Because I refuse to carry around the giant 1Q84, I've been reading two books at once. While I'm working my way through Murakami's heavy novel at home, I've been carrying Marilynne Robinson's Housekeeping in my bag to read here and there when I'm out and about.
Reading these two side by side has made me realize that, for me, there are two distinct types of great authors. One is the kind of author that Murakami is, who writes stories that make me wonder how something so complex and unique can come out of a single person's head. The other kind of author gives the impression that their story wasn't something that was fully formed in their imagination, but something that was really labored over slowly, with every word precisely chosen and carefully considered. Marilynne Robinson falls into that latter category. As I read Housekeeping, I could almost feel the thought process that went into perfecting every single word.

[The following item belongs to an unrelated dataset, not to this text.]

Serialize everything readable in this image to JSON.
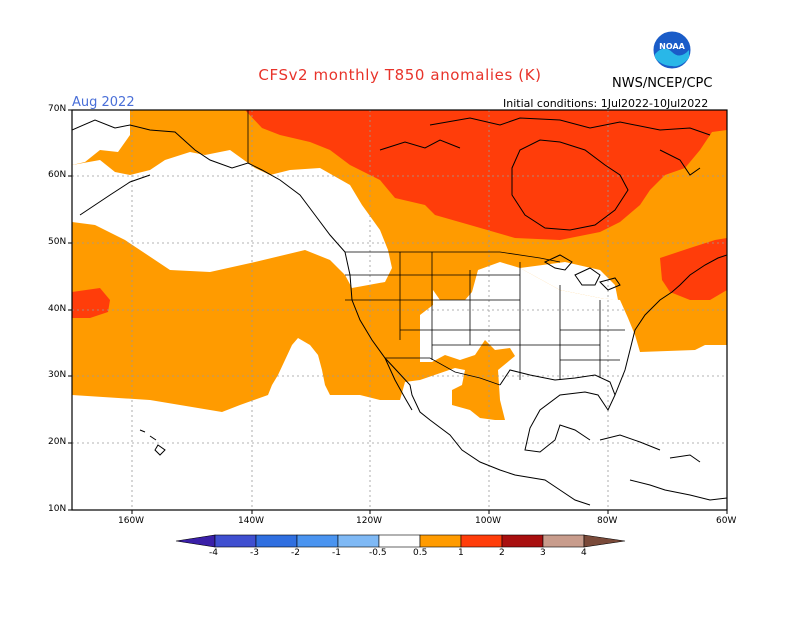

The novel centers around two sisters, Ruthie and Lucielle, who are left in the care of their elderly grandmother after their mother commits suicide. When their grandmother passes away, their eccentric aunt Sylvie ends her transient lifestyle and takes up residence as their caregiver. As the girls age, they begin to drift apart. Lucielle, embarrassed by Sylvie's increasingly erratic and dreamy behavior, finally breaks with the family to live with a neighbor. Ruthie, left alone with Sylvie, becomes further drawn in to her strange world. The town begins to notice and suspect Sylvie of neglect. When the local court threatens to step in and split up Ruthie and her aunt, the pair decides to run and return to Sylvie's nomadic, drifter lifestyle.
This is a quiet, densely detailed novel. I'm not sure I can say that I loved the story as a whole, but there were many moments and descriptions throughout that I did love. The pace is just a bit too slow to be a truly compelling read, but the writing itself is just lovely. It's worth reading just for the sake of marveling at Robinson's skill.